Private Student Loans
If you’ve been offered the maximum financial aid award and it meets your cost of attendance, you may still find you have unmet need, especially if you are attending college out of state. Another option to consider is a private student loan. In some cases, the private student loan may be sent directly to you to use for living expenses. Since the government does not regulate private student loans, private lenders are not obligated to offer repayment plans and other assistance programs. If you choose to use a private loan, be sure to research repayment terms and proceed with caution.
Students living in the residence halls are usually required to pay for their housing in one lump sum for the semester or quarter, which requires thousands of dollars upfront. However, many campus-owned apartments permit students to pay monthly and still enjoy the benefits of living on campus, including an all-inclusive rental fee. If you can get a campus-owned apartment, covering your living expenses may be possible with a part-time job as you can spread the payments out over the semester.

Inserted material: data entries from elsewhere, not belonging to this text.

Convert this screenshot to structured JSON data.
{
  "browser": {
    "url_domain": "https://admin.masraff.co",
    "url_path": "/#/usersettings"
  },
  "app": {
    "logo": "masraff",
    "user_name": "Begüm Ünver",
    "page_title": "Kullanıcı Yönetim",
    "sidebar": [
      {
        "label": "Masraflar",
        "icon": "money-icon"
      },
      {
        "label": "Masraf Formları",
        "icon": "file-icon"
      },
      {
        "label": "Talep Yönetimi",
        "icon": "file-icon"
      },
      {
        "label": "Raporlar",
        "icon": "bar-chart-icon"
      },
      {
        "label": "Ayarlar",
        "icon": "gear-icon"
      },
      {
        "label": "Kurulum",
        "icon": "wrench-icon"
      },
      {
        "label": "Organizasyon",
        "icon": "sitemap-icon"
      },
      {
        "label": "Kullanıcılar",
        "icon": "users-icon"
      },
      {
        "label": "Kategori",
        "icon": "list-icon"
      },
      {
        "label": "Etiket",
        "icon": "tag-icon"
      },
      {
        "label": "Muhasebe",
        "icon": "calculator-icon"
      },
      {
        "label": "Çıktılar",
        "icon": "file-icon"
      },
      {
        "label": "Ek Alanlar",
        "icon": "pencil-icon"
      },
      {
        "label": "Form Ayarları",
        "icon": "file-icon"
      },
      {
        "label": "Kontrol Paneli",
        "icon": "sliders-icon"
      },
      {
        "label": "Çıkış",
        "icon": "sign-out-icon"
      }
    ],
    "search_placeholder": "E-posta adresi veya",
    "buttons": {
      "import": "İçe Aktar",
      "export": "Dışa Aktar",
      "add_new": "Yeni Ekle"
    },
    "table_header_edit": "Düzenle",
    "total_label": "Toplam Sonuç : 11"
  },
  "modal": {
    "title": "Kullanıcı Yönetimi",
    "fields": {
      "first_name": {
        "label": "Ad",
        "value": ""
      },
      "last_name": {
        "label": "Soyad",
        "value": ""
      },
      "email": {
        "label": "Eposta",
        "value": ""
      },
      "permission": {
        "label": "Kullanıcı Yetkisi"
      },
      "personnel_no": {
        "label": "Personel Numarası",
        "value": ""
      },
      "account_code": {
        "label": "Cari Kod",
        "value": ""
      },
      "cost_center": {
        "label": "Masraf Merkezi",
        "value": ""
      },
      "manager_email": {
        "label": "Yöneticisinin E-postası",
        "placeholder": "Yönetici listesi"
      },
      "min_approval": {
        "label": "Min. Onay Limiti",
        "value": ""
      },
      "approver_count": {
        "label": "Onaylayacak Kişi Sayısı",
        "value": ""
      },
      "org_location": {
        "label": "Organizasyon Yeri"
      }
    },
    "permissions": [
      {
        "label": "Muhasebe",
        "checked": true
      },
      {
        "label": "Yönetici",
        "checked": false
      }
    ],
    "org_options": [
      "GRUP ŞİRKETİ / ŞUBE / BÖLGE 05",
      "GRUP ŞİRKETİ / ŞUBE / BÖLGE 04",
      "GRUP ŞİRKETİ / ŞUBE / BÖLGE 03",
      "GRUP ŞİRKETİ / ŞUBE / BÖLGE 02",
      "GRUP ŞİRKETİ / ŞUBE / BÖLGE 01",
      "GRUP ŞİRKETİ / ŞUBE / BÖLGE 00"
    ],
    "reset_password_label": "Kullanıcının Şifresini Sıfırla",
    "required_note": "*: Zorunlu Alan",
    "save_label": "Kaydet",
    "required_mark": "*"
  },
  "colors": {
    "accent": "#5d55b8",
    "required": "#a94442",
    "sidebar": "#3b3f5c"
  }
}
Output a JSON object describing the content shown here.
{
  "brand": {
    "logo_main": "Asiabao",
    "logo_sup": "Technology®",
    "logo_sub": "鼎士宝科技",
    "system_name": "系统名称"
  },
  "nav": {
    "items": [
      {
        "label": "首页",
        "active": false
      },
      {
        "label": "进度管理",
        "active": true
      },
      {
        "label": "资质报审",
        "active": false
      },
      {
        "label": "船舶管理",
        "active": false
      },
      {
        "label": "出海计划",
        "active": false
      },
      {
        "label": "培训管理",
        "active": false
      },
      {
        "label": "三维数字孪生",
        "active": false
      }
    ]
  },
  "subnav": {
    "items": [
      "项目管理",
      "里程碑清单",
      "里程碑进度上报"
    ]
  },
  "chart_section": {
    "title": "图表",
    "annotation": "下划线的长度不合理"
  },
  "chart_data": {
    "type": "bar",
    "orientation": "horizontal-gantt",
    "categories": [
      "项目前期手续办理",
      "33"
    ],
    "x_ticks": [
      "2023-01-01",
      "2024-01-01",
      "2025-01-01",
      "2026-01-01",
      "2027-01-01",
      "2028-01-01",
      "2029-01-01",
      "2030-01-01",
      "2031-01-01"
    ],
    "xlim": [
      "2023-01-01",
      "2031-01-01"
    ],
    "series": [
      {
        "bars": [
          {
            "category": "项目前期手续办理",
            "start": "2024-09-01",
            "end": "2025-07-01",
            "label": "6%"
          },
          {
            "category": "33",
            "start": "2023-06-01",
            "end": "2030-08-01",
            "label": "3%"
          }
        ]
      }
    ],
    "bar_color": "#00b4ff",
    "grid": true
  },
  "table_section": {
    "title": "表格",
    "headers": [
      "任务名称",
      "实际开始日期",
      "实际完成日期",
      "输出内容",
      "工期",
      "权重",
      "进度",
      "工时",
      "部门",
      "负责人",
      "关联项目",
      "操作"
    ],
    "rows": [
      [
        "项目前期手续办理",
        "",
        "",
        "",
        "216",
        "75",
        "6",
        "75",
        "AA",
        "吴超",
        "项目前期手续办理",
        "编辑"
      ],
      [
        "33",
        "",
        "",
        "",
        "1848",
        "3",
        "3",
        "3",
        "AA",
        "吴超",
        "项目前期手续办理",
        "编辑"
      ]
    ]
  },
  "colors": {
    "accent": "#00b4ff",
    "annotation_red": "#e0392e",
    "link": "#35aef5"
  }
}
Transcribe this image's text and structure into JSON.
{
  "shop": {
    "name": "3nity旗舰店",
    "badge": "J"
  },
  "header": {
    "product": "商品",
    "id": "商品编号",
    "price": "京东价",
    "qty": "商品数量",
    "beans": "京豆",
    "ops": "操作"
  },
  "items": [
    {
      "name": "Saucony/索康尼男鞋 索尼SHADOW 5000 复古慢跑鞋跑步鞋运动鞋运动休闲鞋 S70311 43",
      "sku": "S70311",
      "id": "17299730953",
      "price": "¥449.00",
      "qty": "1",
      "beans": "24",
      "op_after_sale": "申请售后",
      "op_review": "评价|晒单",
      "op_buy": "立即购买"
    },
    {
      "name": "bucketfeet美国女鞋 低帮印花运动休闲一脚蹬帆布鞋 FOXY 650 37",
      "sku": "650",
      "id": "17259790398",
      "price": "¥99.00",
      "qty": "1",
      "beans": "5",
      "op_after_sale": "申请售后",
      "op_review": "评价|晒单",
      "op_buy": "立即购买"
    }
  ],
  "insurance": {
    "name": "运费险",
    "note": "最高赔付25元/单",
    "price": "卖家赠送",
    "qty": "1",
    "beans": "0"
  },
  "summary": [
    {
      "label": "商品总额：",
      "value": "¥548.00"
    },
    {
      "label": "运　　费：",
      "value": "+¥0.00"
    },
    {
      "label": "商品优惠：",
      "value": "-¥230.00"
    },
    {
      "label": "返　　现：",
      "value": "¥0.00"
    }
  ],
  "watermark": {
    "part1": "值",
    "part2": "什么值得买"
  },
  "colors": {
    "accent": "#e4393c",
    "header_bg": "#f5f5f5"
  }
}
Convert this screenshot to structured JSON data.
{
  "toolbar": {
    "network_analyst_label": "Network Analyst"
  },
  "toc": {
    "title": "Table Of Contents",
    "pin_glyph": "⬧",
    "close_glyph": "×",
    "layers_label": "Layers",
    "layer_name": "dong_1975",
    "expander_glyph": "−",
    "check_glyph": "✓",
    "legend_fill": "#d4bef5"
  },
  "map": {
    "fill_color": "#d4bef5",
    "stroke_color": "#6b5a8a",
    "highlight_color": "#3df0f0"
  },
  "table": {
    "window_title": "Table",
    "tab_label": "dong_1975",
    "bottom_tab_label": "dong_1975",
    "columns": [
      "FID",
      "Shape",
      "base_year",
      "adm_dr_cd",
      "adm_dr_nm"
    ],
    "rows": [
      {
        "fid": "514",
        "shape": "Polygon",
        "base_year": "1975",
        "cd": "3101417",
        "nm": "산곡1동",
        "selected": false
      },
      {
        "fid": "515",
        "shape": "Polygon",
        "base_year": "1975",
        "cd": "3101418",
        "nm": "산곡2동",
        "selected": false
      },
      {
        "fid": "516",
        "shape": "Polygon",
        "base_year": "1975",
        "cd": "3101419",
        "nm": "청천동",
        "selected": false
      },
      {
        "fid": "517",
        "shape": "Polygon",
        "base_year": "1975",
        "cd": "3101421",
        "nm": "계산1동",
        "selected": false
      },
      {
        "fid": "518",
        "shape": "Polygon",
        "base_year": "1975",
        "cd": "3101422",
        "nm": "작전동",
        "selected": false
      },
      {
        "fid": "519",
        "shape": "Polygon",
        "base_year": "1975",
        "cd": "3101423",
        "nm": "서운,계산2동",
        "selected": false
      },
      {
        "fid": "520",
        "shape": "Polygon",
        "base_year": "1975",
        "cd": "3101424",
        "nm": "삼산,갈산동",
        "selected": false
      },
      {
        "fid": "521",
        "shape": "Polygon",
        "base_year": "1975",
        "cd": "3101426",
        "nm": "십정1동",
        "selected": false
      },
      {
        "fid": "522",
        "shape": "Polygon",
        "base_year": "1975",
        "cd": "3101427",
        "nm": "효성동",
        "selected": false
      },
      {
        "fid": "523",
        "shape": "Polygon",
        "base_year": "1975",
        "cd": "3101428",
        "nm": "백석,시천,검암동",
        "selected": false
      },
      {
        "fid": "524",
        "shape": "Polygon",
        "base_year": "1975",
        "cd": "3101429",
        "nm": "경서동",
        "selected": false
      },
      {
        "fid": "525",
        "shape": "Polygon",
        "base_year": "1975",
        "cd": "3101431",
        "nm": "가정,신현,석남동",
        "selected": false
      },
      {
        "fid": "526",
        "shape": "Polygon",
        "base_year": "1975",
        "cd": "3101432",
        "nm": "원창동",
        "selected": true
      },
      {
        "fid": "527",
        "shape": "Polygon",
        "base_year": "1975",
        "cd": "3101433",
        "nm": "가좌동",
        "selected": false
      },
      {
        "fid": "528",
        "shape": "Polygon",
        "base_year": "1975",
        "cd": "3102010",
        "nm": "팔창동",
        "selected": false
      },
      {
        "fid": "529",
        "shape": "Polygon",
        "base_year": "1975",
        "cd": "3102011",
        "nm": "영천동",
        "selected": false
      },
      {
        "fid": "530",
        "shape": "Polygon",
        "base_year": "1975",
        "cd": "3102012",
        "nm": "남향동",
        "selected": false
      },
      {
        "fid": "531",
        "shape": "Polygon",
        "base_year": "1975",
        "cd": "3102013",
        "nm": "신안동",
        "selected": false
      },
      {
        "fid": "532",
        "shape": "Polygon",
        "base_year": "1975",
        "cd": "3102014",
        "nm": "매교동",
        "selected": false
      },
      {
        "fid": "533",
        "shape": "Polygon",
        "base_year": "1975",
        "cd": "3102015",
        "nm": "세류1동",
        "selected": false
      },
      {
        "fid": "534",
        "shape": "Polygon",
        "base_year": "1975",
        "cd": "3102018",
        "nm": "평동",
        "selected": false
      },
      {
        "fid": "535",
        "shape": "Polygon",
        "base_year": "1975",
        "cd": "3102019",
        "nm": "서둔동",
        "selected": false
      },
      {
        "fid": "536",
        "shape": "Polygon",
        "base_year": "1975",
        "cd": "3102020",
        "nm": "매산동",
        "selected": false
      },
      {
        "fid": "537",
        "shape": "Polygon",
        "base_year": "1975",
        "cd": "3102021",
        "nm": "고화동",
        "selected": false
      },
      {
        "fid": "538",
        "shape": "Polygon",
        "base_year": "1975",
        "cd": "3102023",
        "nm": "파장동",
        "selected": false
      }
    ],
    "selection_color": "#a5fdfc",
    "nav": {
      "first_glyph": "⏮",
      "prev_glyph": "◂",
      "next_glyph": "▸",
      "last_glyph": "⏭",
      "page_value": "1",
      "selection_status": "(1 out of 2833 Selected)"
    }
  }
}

If you haven’t yet started college, there’s still time to save with a 529 college savings plan. A 529 plan is a tax-advantaged investment account. You deposit after-tax dollars into the account and earnings accrue tax-free. When you need the money for college expenses, you can use it for a variety of qualified higher education expenses, including room and board (up to the estimated cost of attendance). Putting aside money in a 529 plan is a smart option for middle-class families that may not qualify for enough federal aid, but cannot afford to pay college expenses out of pocket.
Commit and Apply for Room and Board Early
The best way to ensure you have access to optimal housing is to apply for room and board early. When submitting your application, do your research on living on vs. off-campus to determine the most affordable living option at each university to which you’ve applied. Students who commit to a college or university early will have more housing options.